11.4.6 Monitoring CPU Utilization

  • Goal => keep the processors fully utilized.
  • Insufficient load.
    • You can test by increasing the load and measuring changes in utilization, response time, or service time.
  • I/O-bound.
    • You can determine whether an application is disk-bound using iostat or perfmon, and whether is bandwidth-limited by monitoring traffic levels on your network.
  • Externally bound.
    • You can test by using a profiler or database administration tools to determine how much time is being spent waiting for answers from the external service.
  • Lock contention.
    • Profiling tools can tell you how much lock contention your application is experiencing and which locks are "hot".
  • If CPU sufficiently hot, you can use monitoring tools to infer whether it would benefit from additional CPUs.

11.4.7 Just Say No to Object Pooling

  • Allocating objects is usually cheaper than synchronizing.
    • Request an object from a pool => some synchronization is necessary to coordinate access to the pool data structure => potential to block.

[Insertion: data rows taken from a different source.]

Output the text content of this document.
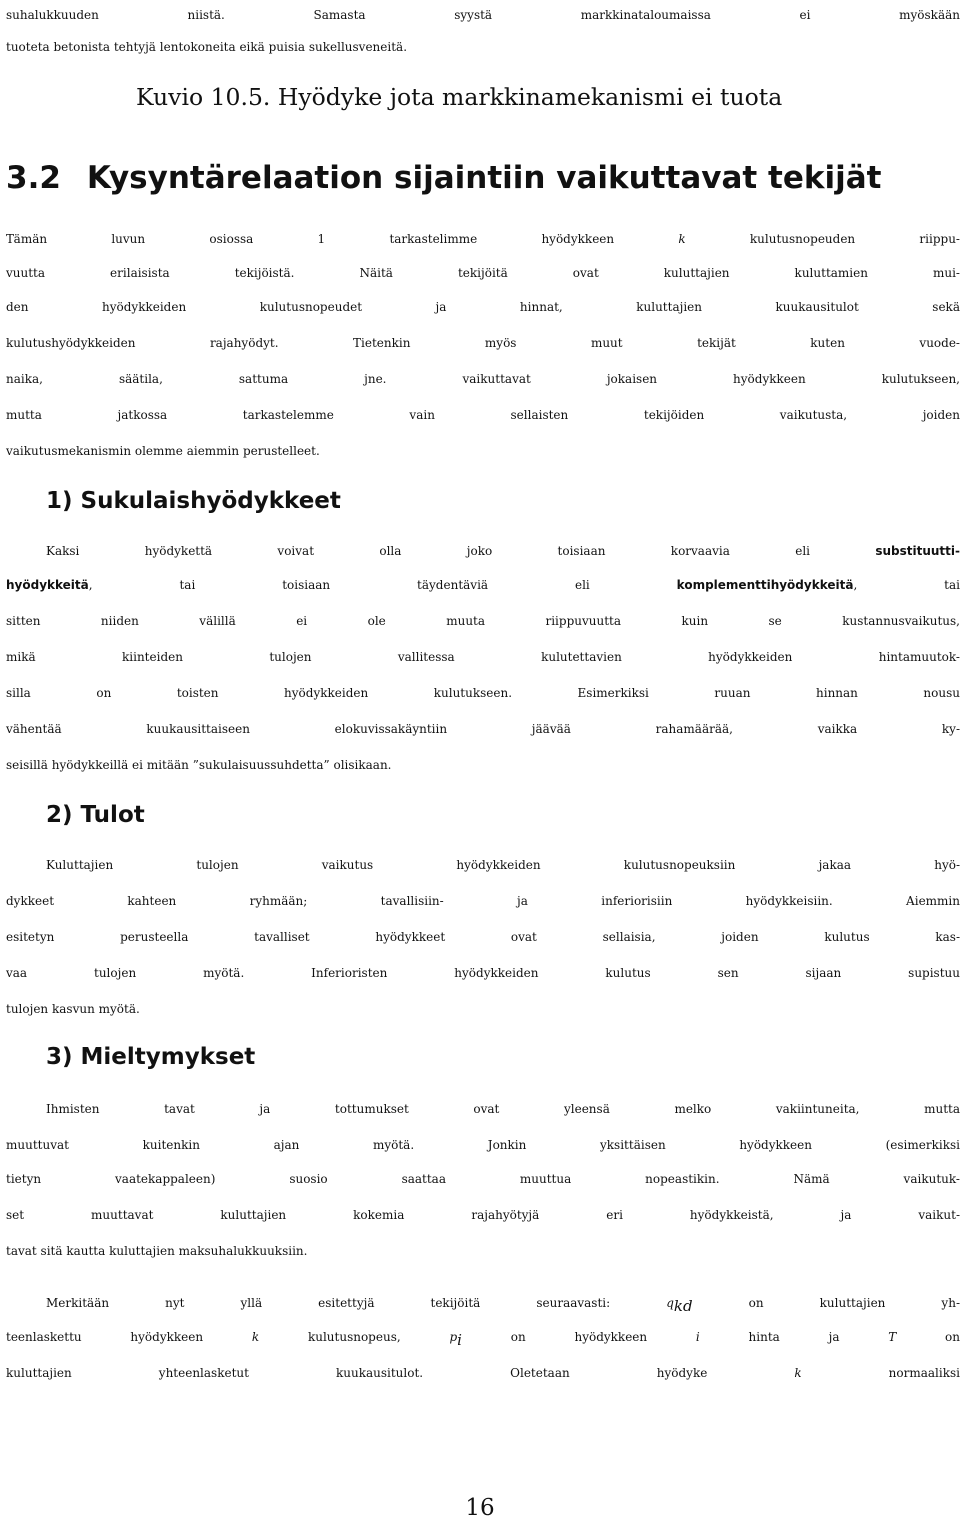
suhalukkuuden niistä. Samasta syystä markkinataloumaissa ei myöskään

tuoteta betonista tehtyjä lentokoneita eikä puisia sukellusveneitä.

Kuvio 10.5. Hyödyke jota markkinamekanismi ei tuota

3.2 Kysyntärelaation sijaintiin vaikuttavat tekijät

Tämän luvun osiossa 1 tarkastelimme hyödykkeen k kulutusnopeuden riippu-

vuutta erilaisista tekijöistä. Näitä tekijöitä ovat kuluttajien kuluttamien mui-

den hyödykkeiden kulutusnopeudet ja hinnat, kuluttajien kuukausitulot sekä

kulutushyödykkeiden rajahyödyt. Tietenkin myös muut tekijät kuten vuode-

naika, säätila, sattuma jne. vaikuttavat jokaisen hyödykkeen kulutukseen,

mutta jatkossa tarkastelemme vain sellaisten tekijöiden vaikutusta, joiden

vaikutusmekanismin olemme aiemmin perustelleet.

1) Sukulaishyödykkeet

Kaksi hyödykettä voivat olla joko toisiaan korvaavia eli substituutti-

hyödykkeitä, tai toisiaan täydentäviä eli komplementtihyödykkeitä, tai

sitten niiden välillä ei ole muuta riippuvuutta kuin se kustannusvaikutus,

mikä kiinteiden tulojen vallitessa kulutettavien hyödykkeiden hintamuutok-

silla on toisten hyödykkeiden kulutukseen. Esimerkiksi ruuan hinnan nousu

vähentää kuukausittaiseen elokuvissakäyntiin jäävää rahamäärää, vaikka ky-

seisillä hyödykkeillä ei mitään ”sukulaisuussuhdetta” olisikaan.

2) Tulot

Kuluttajien tulojen vaikutus hyödykkeiden kulutusnopeuksiin jakaa hyö-

dykkeet kahteen ryhmään; tavallisiin- ja inferiorisiin hyödykkeisiin. Aiemmin

esitetyn perusteella tavalliset hyödykkeet ovat sellaisia, joiden kulutus kas-

vaa tulojen myötä. Inferioristen hyödykkeiden kulutus sen sijaan supistuu

tulojen kasvun myötä.

3) Mieltymykset

Ihmisten tavat ja tottumukset ovat yleensä melko vakiintuneita, mutta

muuttuvat kuitenkin ajan myötä. Jonkin yksittäisen hyödykkeen (esimerkiksi

tietyn vaatekappaleen) suosio saattaa muuttua nopeastikin. Nämä vaikutuk-

set muuttavat kuluttajien kokemia rajahyötyjä eri hyödykkeistä, ja vaikut-

tavat sitä kautta kuluttajien maksuhalukkuuksiin.

Merkitään nyt yllä esitettyjä tekijöitä seuraavasti: $q_{kd}$ on kuluttajien yh-

teenlaskettu hyödykkeen k kulutusnopeus, $p_i$ on hyödykkeen i hinta ja T on

kuluttajien yhteenlasketut kuukausitulot. Oletetaan hyödyke k normaaliksi

16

11.5 Example: Comparing Map Performance

  • Once contention becomes significant, time per operation is dominated by context switch and scheduling delays, and adding more threads has little effect on throughput.

ch11fig03

11.6 Reducing Context Switch Overhead

  • Logging blocks server application.
    • logging service time := I/O streaming time + blocking time.
    • multiple threads logging simultaneously => contention for the output stream lock => threads blocked and switched out.
    • longer request service time => more lock contention => undesirable.
    • Moving the I/O out of the request-processing thread => shorten the mean service time for request processing, although introduced the possibility of contention for the messaging queue.